Putin's notion that we Europeans hate Russia or would want to take it over, while indeed we may regard it as culturally belonging to Europe, is the paranoia of one who can only maintain his position by fear, and has to ruthlessly suppress opposition and dissent. Dostoyevski and Tolstoy, Tchaikovski, Rachmaninov and all the other great Russians who have contributed so much to our European culture must be turning in their graves, that things have come to such a pass. However one good thing Putin has achieved is to mightily push along the agenda for escaping dependence on fossil fuel, and thus contributed to our little effort to develop our own electric drive. 

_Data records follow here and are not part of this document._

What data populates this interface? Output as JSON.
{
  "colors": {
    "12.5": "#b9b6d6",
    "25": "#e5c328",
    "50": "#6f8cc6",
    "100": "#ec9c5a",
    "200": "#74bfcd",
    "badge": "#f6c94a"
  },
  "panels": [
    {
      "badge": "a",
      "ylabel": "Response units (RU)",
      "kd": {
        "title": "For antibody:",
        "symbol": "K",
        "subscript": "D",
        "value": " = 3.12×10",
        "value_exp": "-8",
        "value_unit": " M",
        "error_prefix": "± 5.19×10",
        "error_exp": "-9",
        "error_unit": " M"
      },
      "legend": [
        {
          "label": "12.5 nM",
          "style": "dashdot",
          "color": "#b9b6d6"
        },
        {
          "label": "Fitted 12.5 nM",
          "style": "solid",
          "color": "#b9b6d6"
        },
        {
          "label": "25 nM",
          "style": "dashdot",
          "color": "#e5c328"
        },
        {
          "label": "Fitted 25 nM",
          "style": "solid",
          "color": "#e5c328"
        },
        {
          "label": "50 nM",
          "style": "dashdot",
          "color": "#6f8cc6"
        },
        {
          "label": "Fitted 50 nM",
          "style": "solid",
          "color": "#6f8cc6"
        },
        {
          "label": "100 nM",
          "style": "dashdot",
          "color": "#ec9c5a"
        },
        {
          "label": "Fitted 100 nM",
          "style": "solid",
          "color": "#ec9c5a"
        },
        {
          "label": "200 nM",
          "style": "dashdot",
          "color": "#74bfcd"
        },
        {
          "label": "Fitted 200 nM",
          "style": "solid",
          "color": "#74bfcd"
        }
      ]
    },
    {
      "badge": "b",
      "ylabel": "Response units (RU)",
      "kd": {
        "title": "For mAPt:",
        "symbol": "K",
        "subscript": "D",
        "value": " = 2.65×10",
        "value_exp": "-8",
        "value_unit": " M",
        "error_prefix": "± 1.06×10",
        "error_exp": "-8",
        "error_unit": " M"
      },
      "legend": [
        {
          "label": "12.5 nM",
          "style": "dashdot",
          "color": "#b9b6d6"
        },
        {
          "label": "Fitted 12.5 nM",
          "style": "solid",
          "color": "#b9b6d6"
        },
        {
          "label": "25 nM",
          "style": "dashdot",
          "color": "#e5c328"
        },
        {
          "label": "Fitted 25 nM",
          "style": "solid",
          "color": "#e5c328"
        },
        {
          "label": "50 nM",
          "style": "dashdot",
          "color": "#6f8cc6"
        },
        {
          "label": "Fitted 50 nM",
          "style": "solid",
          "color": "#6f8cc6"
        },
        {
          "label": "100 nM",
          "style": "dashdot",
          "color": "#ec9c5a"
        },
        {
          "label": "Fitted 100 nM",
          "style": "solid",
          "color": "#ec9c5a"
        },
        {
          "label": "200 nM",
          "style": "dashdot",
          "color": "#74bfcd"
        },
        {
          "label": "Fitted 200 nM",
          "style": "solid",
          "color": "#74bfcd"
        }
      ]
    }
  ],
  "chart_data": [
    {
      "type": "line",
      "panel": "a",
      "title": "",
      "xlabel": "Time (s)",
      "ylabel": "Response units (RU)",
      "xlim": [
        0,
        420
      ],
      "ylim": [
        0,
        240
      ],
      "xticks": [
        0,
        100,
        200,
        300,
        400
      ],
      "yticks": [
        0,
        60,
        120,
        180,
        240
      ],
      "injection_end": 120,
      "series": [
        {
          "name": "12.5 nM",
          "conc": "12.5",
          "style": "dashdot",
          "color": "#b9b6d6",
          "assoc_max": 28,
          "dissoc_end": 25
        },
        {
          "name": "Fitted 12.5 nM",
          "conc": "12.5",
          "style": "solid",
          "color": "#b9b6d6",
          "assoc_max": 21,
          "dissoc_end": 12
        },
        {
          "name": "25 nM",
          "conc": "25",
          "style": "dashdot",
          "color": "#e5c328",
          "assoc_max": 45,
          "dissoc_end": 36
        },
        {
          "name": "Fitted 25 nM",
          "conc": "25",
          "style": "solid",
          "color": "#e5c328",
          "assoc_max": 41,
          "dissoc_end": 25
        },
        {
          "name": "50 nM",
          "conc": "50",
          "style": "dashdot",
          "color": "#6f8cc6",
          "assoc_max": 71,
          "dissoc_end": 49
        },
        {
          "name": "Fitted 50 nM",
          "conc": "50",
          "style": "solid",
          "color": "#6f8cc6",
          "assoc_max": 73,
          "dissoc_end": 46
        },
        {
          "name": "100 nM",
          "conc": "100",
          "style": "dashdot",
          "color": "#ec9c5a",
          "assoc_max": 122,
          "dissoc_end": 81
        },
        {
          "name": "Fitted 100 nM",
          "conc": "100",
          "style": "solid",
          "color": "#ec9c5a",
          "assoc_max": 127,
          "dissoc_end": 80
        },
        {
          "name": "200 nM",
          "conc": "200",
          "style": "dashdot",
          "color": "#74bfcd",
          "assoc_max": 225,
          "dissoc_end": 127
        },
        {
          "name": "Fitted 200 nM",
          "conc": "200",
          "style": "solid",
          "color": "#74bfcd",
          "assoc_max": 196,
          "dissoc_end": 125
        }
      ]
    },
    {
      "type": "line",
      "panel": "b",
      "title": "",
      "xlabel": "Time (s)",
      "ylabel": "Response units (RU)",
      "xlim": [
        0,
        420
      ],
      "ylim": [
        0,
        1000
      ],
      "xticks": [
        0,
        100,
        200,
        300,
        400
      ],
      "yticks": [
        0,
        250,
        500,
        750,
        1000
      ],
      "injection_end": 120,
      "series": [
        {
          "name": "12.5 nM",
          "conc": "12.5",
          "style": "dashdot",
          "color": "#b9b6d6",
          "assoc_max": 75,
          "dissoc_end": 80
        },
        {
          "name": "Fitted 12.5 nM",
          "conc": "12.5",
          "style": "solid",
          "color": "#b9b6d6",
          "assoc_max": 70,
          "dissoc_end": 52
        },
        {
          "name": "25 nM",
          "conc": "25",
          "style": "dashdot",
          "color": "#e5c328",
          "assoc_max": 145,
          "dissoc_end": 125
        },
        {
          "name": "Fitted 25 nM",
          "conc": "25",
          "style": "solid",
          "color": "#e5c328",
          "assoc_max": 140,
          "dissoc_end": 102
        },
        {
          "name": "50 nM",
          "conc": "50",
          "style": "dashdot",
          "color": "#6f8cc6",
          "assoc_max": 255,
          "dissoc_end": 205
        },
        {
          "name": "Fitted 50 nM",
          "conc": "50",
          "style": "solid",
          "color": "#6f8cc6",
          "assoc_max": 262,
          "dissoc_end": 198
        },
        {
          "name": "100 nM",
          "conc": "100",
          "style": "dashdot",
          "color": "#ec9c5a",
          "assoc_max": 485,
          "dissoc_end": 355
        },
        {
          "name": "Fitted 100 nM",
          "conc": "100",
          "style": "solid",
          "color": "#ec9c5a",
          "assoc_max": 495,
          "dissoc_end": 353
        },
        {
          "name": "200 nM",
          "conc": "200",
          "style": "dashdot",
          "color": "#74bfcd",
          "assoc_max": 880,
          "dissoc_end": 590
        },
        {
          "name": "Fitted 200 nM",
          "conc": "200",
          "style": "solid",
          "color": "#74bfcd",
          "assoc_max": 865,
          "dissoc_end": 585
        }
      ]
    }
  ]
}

It takes some effort alright, especially for an ould fella like myself; yet meanwhile it is a great pleasure to be getting to know Portugal better. I have to say I've become very fond of it, and the place suits me very well. They were complaining about the lack of rain last time I was here, but it rained quite a lot while I was enjoying the good weather in Ireland, and then it settled the moment I returned to find Portugal bursting with growth. My favourite path for a Sunday afternoon walk, behind the Praia do Norte, is blooming with wild flowers, and the birds in the pine trees are full of song. How beautifully they go with the everlasting som do mar!